Descriptive surveys indicate that those living in rural areas are at greater risk than those living in urban areas (Kobusingye, Guwatudde, and Lett 2001), probably indicating greater exposure to unprotected water surfaces. A number of studies find that most adult drowning incidents appear to be associated with positive blood alcohol tests (Carlini-Cotrim and da Matta Chasin 2000; Celis 1997).

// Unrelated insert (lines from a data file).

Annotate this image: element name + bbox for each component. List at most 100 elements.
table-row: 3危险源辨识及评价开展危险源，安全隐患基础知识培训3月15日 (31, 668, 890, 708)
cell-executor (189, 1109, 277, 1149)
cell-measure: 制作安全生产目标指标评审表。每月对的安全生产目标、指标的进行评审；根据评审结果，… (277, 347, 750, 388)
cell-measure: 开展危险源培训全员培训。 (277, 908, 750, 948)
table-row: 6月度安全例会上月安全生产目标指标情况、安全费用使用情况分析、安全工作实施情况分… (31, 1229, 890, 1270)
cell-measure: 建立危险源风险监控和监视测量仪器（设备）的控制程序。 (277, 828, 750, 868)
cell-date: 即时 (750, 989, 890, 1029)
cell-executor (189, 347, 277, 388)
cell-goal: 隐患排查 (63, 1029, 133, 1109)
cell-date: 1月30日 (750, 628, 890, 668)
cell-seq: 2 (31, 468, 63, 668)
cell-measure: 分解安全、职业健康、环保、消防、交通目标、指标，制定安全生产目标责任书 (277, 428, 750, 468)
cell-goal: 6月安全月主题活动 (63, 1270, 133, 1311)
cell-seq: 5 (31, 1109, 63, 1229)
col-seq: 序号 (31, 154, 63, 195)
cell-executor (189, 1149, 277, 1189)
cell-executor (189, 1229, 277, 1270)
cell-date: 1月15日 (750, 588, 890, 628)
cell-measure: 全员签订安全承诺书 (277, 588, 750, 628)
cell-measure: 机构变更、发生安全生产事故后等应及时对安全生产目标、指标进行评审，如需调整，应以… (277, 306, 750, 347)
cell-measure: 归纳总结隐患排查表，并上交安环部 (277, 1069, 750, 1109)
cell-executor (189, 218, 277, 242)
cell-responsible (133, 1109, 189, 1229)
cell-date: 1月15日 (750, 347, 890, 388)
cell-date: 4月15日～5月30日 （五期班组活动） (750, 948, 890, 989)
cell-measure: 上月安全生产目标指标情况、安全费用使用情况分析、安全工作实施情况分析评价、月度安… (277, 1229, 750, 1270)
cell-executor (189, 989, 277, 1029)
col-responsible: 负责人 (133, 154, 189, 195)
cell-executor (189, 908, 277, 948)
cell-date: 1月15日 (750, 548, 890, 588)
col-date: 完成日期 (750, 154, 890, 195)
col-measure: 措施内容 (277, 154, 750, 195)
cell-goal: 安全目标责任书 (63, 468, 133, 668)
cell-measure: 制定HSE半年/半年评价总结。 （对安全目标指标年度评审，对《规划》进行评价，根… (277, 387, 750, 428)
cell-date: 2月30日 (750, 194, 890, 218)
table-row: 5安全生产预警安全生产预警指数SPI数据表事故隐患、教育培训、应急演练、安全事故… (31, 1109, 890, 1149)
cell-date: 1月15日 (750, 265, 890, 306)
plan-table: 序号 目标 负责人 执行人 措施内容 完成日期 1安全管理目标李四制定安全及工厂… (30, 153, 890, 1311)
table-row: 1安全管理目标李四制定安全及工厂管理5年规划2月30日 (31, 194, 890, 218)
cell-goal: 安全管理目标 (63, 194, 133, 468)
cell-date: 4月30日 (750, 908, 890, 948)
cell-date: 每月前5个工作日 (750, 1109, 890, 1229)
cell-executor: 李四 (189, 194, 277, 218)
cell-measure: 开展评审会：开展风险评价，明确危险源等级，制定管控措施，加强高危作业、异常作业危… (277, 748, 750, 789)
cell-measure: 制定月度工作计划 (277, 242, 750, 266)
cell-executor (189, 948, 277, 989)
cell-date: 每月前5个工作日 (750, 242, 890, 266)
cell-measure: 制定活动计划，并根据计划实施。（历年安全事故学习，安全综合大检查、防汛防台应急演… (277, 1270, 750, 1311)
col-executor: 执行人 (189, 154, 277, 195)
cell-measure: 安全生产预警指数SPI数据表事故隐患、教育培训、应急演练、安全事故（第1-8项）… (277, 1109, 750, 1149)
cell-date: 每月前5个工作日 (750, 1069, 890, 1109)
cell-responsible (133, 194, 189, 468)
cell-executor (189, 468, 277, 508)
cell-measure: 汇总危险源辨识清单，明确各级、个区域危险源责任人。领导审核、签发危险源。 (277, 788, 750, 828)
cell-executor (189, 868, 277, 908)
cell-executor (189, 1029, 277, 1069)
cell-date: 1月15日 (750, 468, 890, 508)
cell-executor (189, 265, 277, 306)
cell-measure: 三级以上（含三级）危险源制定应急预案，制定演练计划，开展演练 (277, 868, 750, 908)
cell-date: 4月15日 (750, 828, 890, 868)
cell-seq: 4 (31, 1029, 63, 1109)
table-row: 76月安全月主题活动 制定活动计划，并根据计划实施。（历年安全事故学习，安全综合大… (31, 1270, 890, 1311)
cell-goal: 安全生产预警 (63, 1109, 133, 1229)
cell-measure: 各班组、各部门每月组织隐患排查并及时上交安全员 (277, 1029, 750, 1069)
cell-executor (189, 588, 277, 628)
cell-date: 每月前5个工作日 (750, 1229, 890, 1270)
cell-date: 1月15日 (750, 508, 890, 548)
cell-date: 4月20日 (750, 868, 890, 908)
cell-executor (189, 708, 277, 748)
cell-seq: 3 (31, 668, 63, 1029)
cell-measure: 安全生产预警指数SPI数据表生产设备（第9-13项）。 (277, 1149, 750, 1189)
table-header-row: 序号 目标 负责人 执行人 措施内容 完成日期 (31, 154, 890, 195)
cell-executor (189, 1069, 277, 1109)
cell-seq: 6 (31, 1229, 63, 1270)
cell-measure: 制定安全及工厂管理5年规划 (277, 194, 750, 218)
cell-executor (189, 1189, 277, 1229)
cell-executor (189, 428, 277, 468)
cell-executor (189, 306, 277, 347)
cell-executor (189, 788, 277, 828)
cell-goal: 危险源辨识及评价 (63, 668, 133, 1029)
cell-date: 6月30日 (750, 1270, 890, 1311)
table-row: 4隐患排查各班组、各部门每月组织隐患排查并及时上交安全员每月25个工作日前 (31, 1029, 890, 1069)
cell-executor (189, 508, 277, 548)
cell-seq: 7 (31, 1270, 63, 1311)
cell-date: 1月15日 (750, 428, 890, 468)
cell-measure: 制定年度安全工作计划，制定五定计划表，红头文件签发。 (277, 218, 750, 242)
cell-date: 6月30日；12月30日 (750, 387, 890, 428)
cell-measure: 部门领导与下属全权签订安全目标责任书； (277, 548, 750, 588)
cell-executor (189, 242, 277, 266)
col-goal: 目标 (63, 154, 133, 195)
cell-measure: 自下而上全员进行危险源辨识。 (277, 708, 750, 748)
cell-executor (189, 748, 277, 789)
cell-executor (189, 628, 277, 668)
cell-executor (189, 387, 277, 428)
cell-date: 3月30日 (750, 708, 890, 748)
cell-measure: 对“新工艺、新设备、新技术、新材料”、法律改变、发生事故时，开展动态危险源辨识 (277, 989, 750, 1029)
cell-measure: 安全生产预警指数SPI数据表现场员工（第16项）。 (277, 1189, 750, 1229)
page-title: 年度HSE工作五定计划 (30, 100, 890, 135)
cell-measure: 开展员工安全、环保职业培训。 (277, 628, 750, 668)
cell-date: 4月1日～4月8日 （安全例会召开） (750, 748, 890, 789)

Case-control studies of drowning in young children have identified both sociodemographic risk factors and risk factors associated with proximity to bodies of water. Ahmed, Rahman, and van Ginneken's (1999) study in Bangladesh shows that the risk of drowning increased with the age of the mother and increased much more sharply the larger the number of children in the family. Celis's (1997) case-control study in Mexico finds that the risk of drowning associated with having a well at home was almost seven times that for children in homes without a well.